Started my morning again with a 5:30 workout. I love waking up when its still dark and everyone is sleeping. The house is quiet and calm so my workouts seem more peaceful. I started pondering what I wanted for breakfast in between sets of push-ups and thought- I kind of want a warm stick-to-your-guts type of breakfast. I suddenly got motivated to revisit my lonely stash of TVP that I've been trying to figure out how to use. My first TVP oatmeal test failed a few months ago- mostly because I was impatient and tried to quick-cook it in the microwave and skimped out on the added water. Gross. Anyway, I decided to let 1/4 cup of TVP granules soak in hot water while I showered. After about 20 minutes of soaking, I placed the TVP in a pot and added a little more water and Unsweetened Vanilla Coconut/Almond Milk (super tasty and only 45 calories per cup!). I brought it to a boil and added 3 T PB2 (OBSESSED), Truvia, cinnamon, nutmeg, and a few slices of banana. It was warm peanut buttery deliciousness! Next time I think I will use 3 T of TVP and 1 T dry oats, 1/2 a scoop of vanilla protein powder, and 2 T PB2- the variations and possibilities are endless!

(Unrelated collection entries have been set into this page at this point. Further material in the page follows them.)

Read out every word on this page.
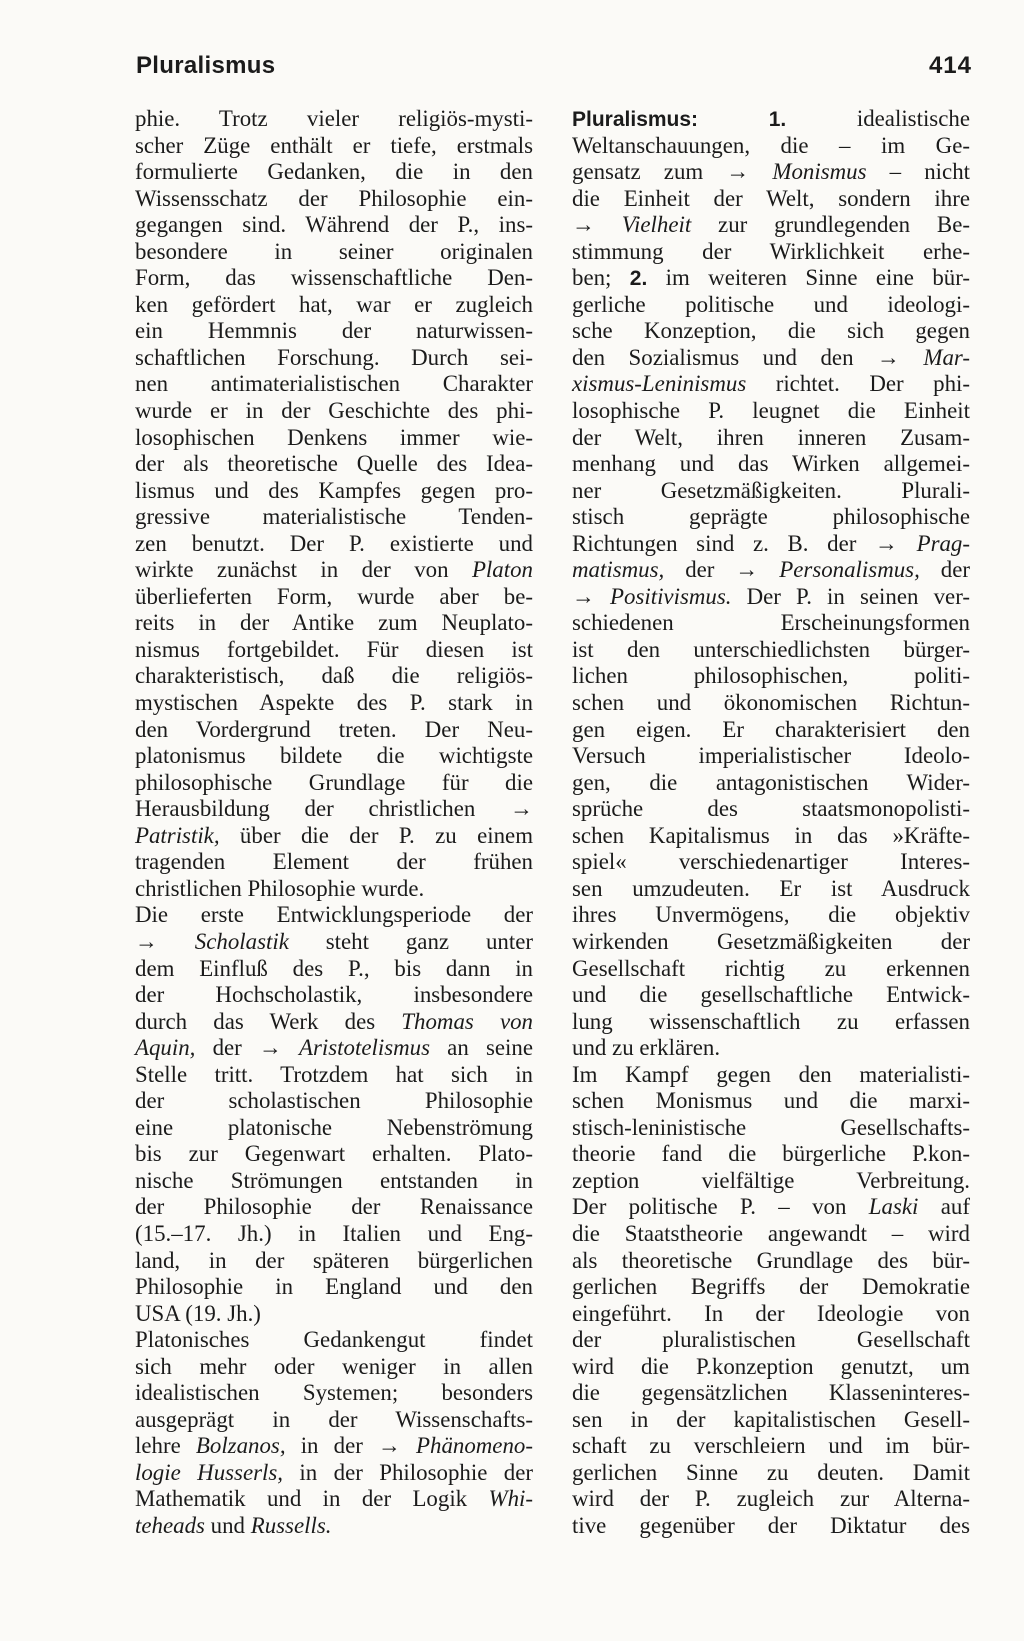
Pluralismus	414
phie. Trotz vieler religiös-mysti-
scher Züge enthält er tiefe, erstmals
formulierte Gedanken, die in den
Wissensschatz der Philosophie ein-
gegangen sind. Während der P., ins-
besondere in seiner originalen
Form, das wissenschaftliche Den-
ken gefördert hat, war er zugleich
ein Hemmnis der naturwissen-
schaftlichen Forschung. Durch sei-
nen antimaterialistischen Charakter
wurde er in der Geschichte des phi-
losophischen Denkens immer wie-
der als theoretische Quelle des Idea-
lismus und des Kampfes gegen pro-
gressive materialistische Tenden-
zen benutzt. Der P. existierte und
wirkte zunächst in der von Platon
überlieferten Form, wurde aber be-
reits in der Antike zum Neuplato-
nismus fortgebildet. Für diesen ist
charakteristisch, daß die religiös-
mystischen Aspekte des P. stark in
den Vordergrund treten. Der Neu-
platonismus bildete die wichtigste
philosophische Grundlage für die
Herausbildung der christlichen →
Patristik, über die der P. zu einem
tragenden Element der frühen
christlichen Philosophie wurde.
Die erste Entwicklungsperiode der
→ Scholastik steht ganz unter
dem Einfluß des P., bis dann in
der Hochscholastik, insbesondere
durch das Werk des Thomas von
Aquin, der → Aristotelismus an seine
Stelle tritt. Trotzdem hat sich in
der scholastischen Philosophie
eine platonische Nebenströmung
bis zur Gegenwart erhalten. Plato-
nische Strömungen entstanden in
der Philosophie der Renaissance
(15.–17. Jh.) in Italien und Eng-
land, in der späteren bürgerlichen
Philosophie in England und den
USA (19. Jh.)
Platonisches Gedankengut findet
sich mehr oder weniger in allen
idealistischen Systemen; besonders
ausgeprägt in der Wissenschafts-
lehre Bolzanos, in der → Phänomeno-
logie Husserls, in der Philosophie der
Mathematik und in der Logik Whi-
teheads und Russells.
Pluralismus:	1. idealistische
Weltanschauungen, die – im Ge-
gensatz zum → Monismus – nicht
die Einheit der Welt, sondern ihre
→ Vielheit zur grundlegenden Be-
stimmung der Wirklichkeit erhe-
ben; 2. im weiteren Sinne eine bür-
gerliche politische und ideologi-
sche Konzeption, die sich gegen
den Sozialismus und den → Mar-
xismus-Leninismus richtet. Der phi-
losophische P. leugnet die Einheit
der Welt, ihren inneren Zusam-
menhang und das Wirken allgemei-
ner Gesetzmäßigkeiten. Plurali-
stisch geprägte philosophische
Richtungen sind z. B. der → Prag-
matismus, der → Personalismus, der
→ Positivismus. Der P. in seinen ver-
schiedenen Erscheinungsformen
ist den unterschiedlichsten bürger-
lichen philosophischen, politi-
schen und ökonomischen Richtun-
gen eigen. Er charakterisiert den
Versuch imperialistischer Ideolo-
gen, die antagonistischen Wider-
sprüche des staatsmonopolisti-
schen Kapitalismus in das »Kräfte-
spiel« verschiedenartiger Interes-
sen umzudeuten. Er ist Ausdruck
ihres Unvermögens, die objektiv
wirkenden Gesetzmäßigkeiten der
Gesellschaft richtig zu erkennen
und die gesellschaftliche Entwick-
lung wissenschaftlich zu erfassen
und zu erklären.
Im Kampf gegen den materialisti-
schen Monismus und die marxi-
stisch-leninistische Gesellschafts-
theorie fand die bürgerliche P.kon-
zeption vielfältige Verbreitung.
Der politische P. – von Laski auf
die Staatstheorie angewandt – wird
als theoretische Grundlage des bür-
gerlichen Begriffs der Demokratie
eingeführt. In der Ideologie von
der pluralistischen Gesellschaft
wird die P.konzeption genutzt, um
die gegensätzlichen Klasseninteres-
sen in der kapitalistischen Gesell-
schaft zu verschleiern und im bür-
gerlichen Sinne zu deuten. Damit
wird der P. zugleich zur Alterna-
tive gegenüber der Diktatur des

Is it sad that one of the reasons I'm most excited to be a dietetic intern is the fact that I get to pack lunches again? I promised myself I'd take a picture of my pretty lunch when I took it out, but I wound up feeling awkward because I didn't think I'd be sitting near so many other people. However, I discreetly pretended I was checking e-mails and shut off my flash to sneak a picture of my yummy protein panini with Veggie Ham slices and a Light Laughing Cow wedge. I say protein panini because the main ingredients are egg whites, pea protein powder, psylium husk powder, and coconut flour. With that, I had my zucchini noodles tossed with a creamy avocado sauce, tomato, and fresh basil. What did my preceptor have for lunch? A giant kaiser roll with butter... I guess not all dietitians are foodies??
Protein Panini Bread
2 teaspoons coconut flour
1/2 teaspoon psylium husk powder
1 teaspoon pea protein
3 tablespoons plus 1 teaspoon egg whites
1. Whisk all ingredients together in a small bowel.
2. Coat a small non-stick pan with cooking spray and heat over medium-high heat. Pour mixture into pan Cook about 30 seconds and flip. Cook another 30 seconds on the other side until done.

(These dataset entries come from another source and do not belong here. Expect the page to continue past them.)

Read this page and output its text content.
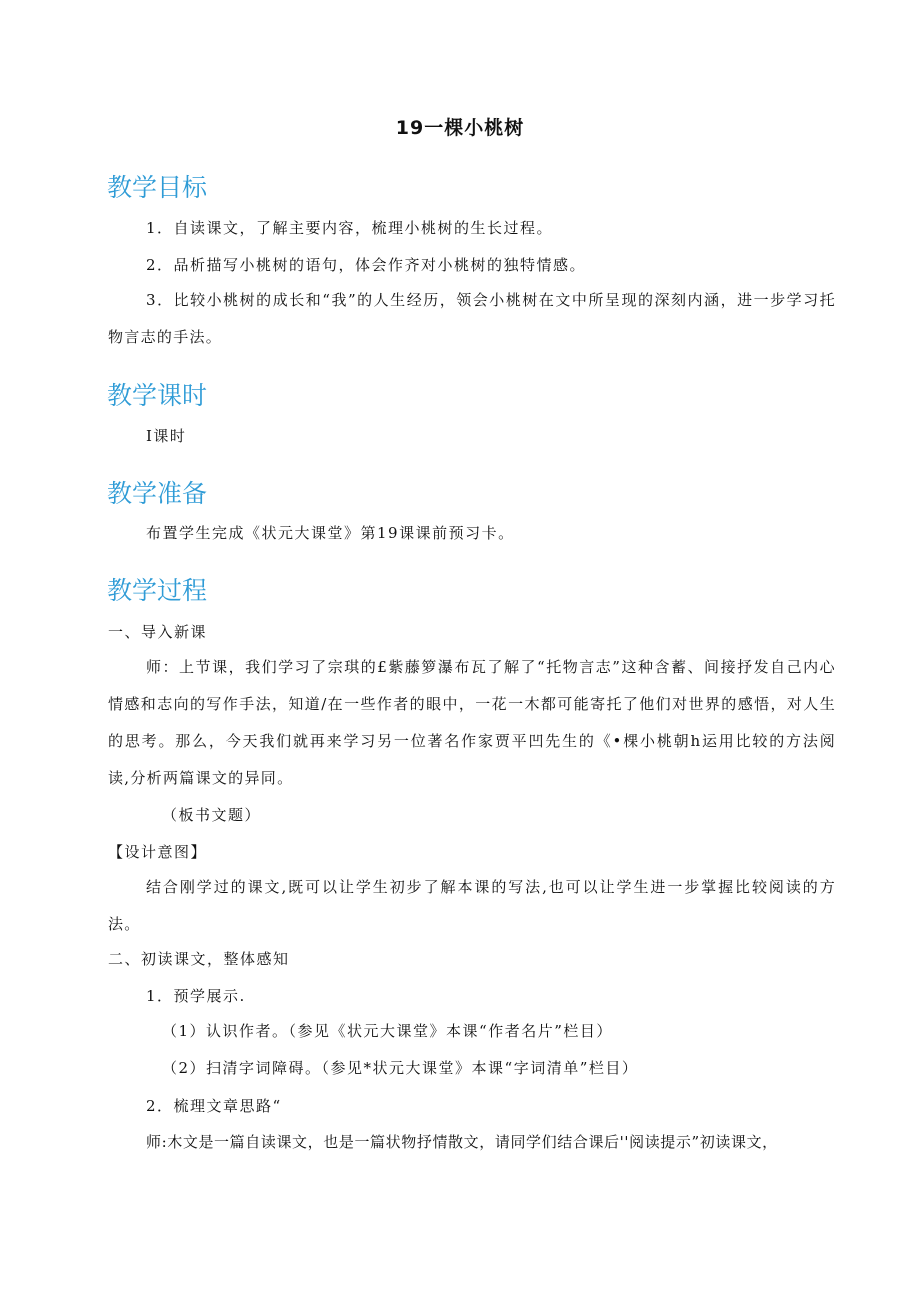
19一棵小桃树
教学目标
1．自读课文，了解主要内容，梳理小桃树的生长过程。
2．品析描写小桃树的语句，体会作齐对小桃树的独特情感。
3．比较小桃树的成长和“我”的人生经历，领会小桃树在文中所呈现的深刻内涵，进一步学习托物言志的手法。
教学课时
I课时
教学准备
布置学生完成《状元大课堂》第19课课前预习卡。
教学过程
一、导入新课
师：上节课，我们学习了宗琪的£紫藤箩瀑布瓦了解了“托物言志”这种含蓄、间接抒发自己内心情感和志向的写作手法，知道/在一些作者的眼中，一花一木都可能寄托了他们对世界的感悟，对人生的思考。那么，今天我们就再来学习另一位著名作家贾平凹先生的《•棵小桃朝h运用比较的方法阅读,分析两篇课文的异同。
（板书文题）
【设计意图】
结合刚学过的课文,既可以让学生初步了解本课的写法,也可以让学生进一步掌握比较阅读的方法。
二、初读课文，整体感知
1．预学展示.
（1）认识作者。（参见《状元大课堂》本课“作者名片”栏目）
（2）扫清字词障碍。（参见*状元大课堂》本课“字词清单”栏目）
2．梳理文章思路“
师:木文是一篇自读课文，也是一篇状物抒情散文，请同学们结合课后''阅读提示”初读课文，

3. Fill with whatever you like!
4. Heat a panini grill/George Foreman grill, or just heat a small pan. Fold your "panini" in half and grill until browned.

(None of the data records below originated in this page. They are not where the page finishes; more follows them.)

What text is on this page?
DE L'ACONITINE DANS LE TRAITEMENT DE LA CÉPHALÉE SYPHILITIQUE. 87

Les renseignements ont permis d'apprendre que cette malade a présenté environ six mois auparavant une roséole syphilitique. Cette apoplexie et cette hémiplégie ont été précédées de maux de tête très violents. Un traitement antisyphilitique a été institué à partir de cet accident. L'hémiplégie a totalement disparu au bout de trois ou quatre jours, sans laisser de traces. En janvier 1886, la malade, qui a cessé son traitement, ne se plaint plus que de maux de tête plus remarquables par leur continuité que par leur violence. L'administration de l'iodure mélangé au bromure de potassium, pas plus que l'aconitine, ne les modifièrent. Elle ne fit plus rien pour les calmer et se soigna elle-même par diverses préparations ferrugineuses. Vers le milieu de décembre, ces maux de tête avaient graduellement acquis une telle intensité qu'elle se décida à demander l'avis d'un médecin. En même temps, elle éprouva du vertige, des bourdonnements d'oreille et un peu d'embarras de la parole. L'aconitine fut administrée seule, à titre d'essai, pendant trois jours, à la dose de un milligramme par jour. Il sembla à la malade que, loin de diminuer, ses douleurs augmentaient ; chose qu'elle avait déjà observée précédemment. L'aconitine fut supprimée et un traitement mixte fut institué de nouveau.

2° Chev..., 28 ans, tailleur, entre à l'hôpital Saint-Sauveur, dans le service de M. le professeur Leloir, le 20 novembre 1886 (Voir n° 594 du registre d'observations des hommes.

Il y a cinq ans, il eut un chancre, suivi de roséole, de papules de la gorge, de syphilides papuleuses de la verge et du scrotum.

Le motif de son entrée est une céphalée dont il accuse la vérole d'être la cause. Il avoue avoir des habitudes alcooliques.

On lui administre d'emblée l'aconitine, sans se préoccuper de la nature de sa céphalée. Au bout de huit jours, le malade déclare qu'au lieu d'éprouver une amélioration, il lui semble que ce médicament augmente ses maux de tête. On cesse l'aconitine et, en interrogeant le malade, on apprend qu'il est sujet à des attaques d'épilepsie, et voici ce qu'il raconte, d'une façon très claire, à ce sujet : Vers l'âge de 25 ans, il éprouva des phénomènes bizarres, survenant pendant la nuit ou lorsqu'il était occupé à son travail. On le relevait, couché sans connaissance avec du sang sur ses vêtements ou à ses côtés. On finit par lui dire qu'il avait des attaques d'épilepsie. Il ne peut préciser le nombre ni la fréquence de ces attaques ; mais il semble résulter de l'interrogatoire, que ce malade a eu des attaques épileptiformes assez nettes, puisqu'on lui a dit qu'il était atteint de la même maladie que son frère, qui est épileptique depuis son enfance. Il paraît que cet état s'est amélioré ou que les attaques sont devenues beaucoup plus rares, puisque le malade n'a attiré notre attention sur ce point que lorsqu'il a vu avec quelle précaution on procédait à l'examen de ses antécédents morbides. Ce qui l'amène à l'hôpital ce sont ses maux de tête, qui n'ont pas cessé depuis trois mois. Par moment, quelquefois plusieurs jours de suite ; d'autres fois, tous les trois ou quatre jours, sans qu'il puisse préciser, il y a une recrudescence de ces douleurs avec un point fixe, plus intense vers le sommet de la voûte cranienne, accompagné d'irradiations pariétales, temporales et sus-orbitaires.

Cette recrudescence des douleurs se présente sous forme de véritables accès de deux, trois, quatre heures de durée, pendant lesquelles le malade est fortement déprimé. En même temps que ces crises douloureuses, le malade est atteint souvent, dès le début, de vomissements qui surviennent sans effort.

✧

I actually worked today at my internship. I shadowed my preceptor as she did rounds on her floors, learned how to use "Gerimenu" to create and modify the resident's menus, worked on nutrition assessments and care plans, and got a taste of how to write an MDS (required for all long-term care facilities). I also learned I will not be using SOAP notes- the information that was DRILLED into my head in school as one of the most important parts of the nutrition assessment. Oh well.